Before grad school I had to take some additional courses at my local community college. I took a psych class and the teacher was going over the format for our first exam. Kids started panicking when they found out there was no word bank for the “fill in the blank” section. They spend a good ten minutes begging, trying to persuade her to change her mind.
As far as I’m concerned these were adults and they weren’t prepped well-enough.
If we can’t appreciate a small exercise like this teacher in the OP is doing, then I’d say we are lowering the bar too much.
Troubleshooting and checking your own work are extremely valuable skills. If an instructor is always highlighting your error, you don’t learn to troubleshoot and find them yourself.
One issue is the value of learning to memorize and developing the patience/habits necessary to do that. That (IMO) has value. But, while you’re at it, why not memorize something useful — like some aspects of state geography — rather than memorizing 50 digits of pi? That was the focus of my comment.

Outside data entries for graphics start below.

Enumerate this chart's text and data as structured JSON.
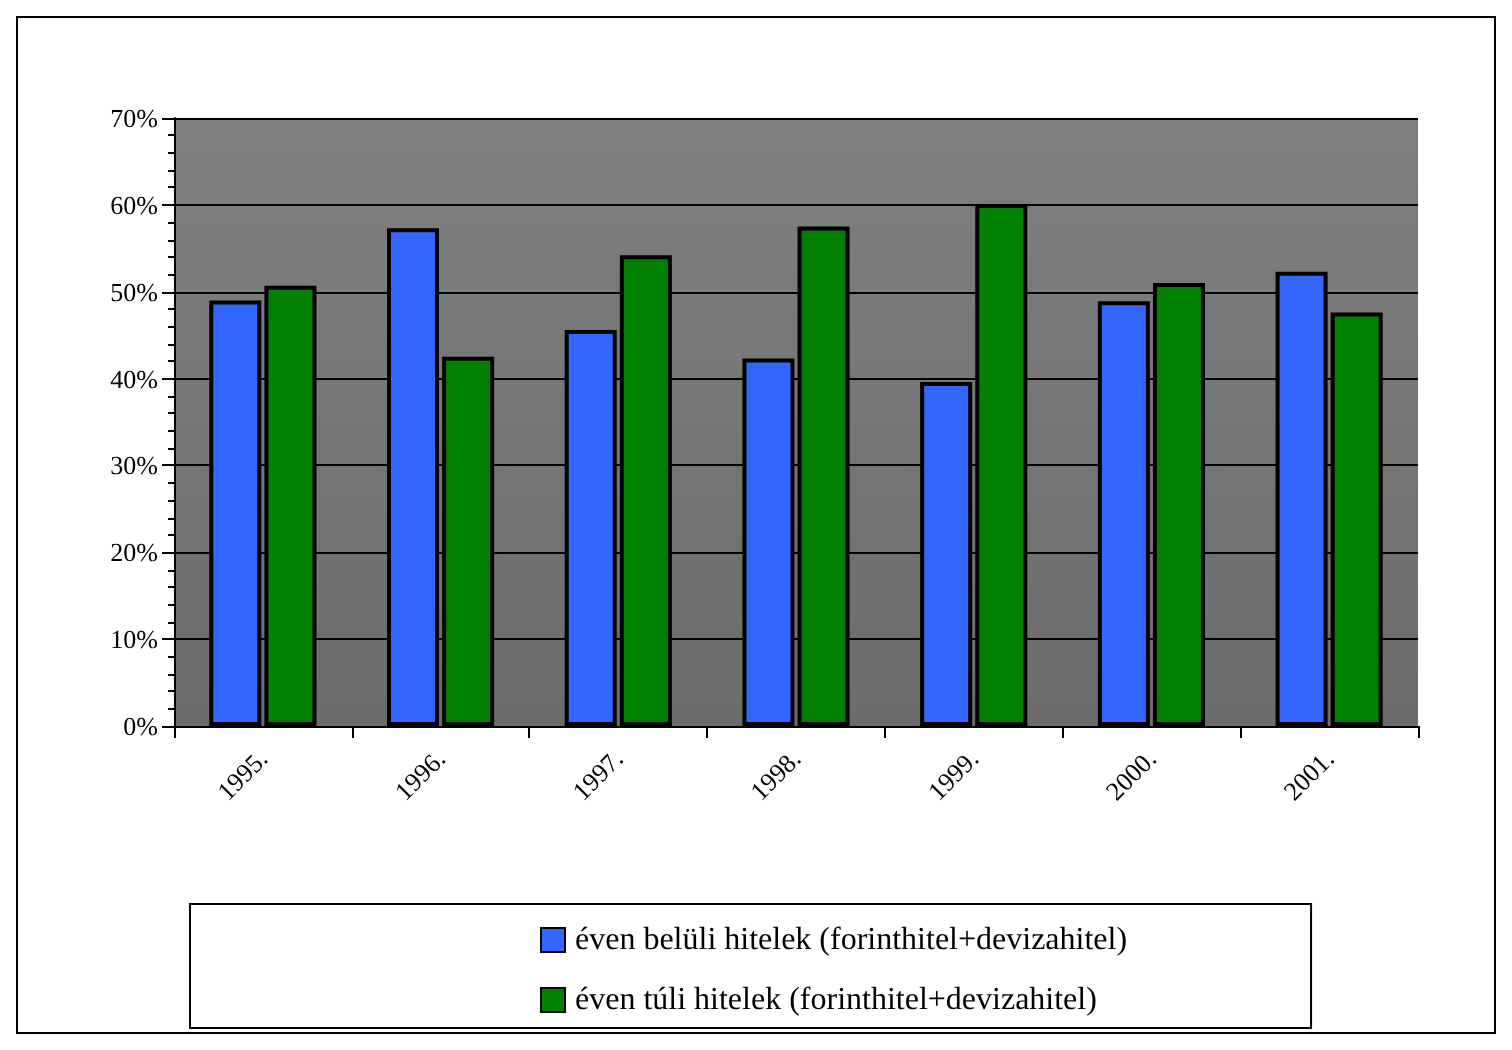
{
  "chart_data": {
    "type": "bar",
    "categories": [
      "1995.",
      "1996.",
      "1997.",
      "1998.",
      "1999.",
      "2000.",
      "2001."
    ],
    "series": [
      {
        "name": "éven belüli hitelek (forinthitel+devizahitel)",
        "color": "#3366ff",
        "values": [
          49.0,
          57.3,
          45.6,
          42.3,
          39.6,
          48.9,
          52.3
        ]
      },
      {
        "name": "éven túli hitelek (forinthitel+devizahitel)",
        "color": "#008000",
        "values": [
          50.7,
          42.5,
          54.2,
          57.5,
          60.1,
          51.0,
          47.6
        ]
      }
    ],
    "ylim": [
      0,
      70
    ],
    "yticks": [
      {
        "value": 0,
        "label": "0%"
      },
      {
        "value": 10,
        "label": "10%"
      },
      {
        "value": 20,
        "label": "20%"
      },
      {
        "value": 30,
        "label": "30%"
      },
      {
        "value": 40,
        "label": "40%"
      },
      {
        "value": 50,
        "label": "50%"
      },
      {
        "value": 60,
        "label": "60%"
      },
      {
        "value": 70,
        "label": "70%"
      }
    ],
    "grid": "y",
    "legend": "bottom"
  }
}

Another issue is what our expectations should be re: how the student learns the material, figures out their mistake, corrects it, etc. I think that is one virtue of this teacher’s approach. Rather than taking the test once, getting, say, a 90, and moving on, this forces the student to grapple with whatever aspect of the test they find hard and overcoming that challenge. It may seem trivial to those of us who can spell fairly well, but we should accept that it can be a greater challenge for some students. Still, it’s good for them to overcome that challenge and perhaps gain some confidence from it, rather than just say I got a B on the test because I am not a good speller.
Yes, too many here are getting caught in how, when, where, and not the why? It’s a bit shocking the comments of taking the teacher to the woodshed here, and some others about the content of the quiz. This is a young, learning mind, and these are templates to further learning and connections, as well as lessons that will be valuable in real life later on. If it were my kids, I would have made sure they learned this lesson with the multiple tries, and not looked for a scapegoat to blame for something so minor…
Yes, but there are more and less effective ways to achieve this. I like the above poster’s example of a swimming coach.
Not effective to say “nope, do another lap”, without knowing what part of your stroke is off and holding you back. The analogy works for any sport really, and much of education.
That analogy isn’t the same though. In the swimming example you’re saying the athlete doesn’t know what they’re doing wrong.
In the classroom example the student HAS the list of correct information (known spellings/locations from any source) and the incorrect information (their version of spelling/locations).
The student has all they need to analyze and make the necessary corrections.
The analogous examlle for swimming is if the coach said “keep your elbow high and head down” but then the athlete saw a video of them swimming and could see if their elbow was up and head down. That way they’d have the desired/correct goals as well as their performance to compare and see where they need to make corrections.
As we talked about earlier, what we’re dealing with is a 10th grader telling a parent what happened, and that parent relaying the information to us over a chat forum. There’s a lot that gets lost in those steps of translation.
I walked away from the classroom 22 years ago, but I will say that teaching is one of the few professions that everyone thinks they’re an expert on, they’re all wrong, and the default assumption is that the teacher sucks.
My gut feelings on this one:
There are some details lost in the translation.
The teacher is setting the tone for the school year, and that tone is that students in a 10th grade honors class are not going to be coddled like they are used to. This sounds very similar to the experience I had with my 11th grade chemistry teacher, and he turned out to be one of the best teachers I ever had.
Though its also entirely possible that they is just a terrible teacher, but they don’t often teach honors classes.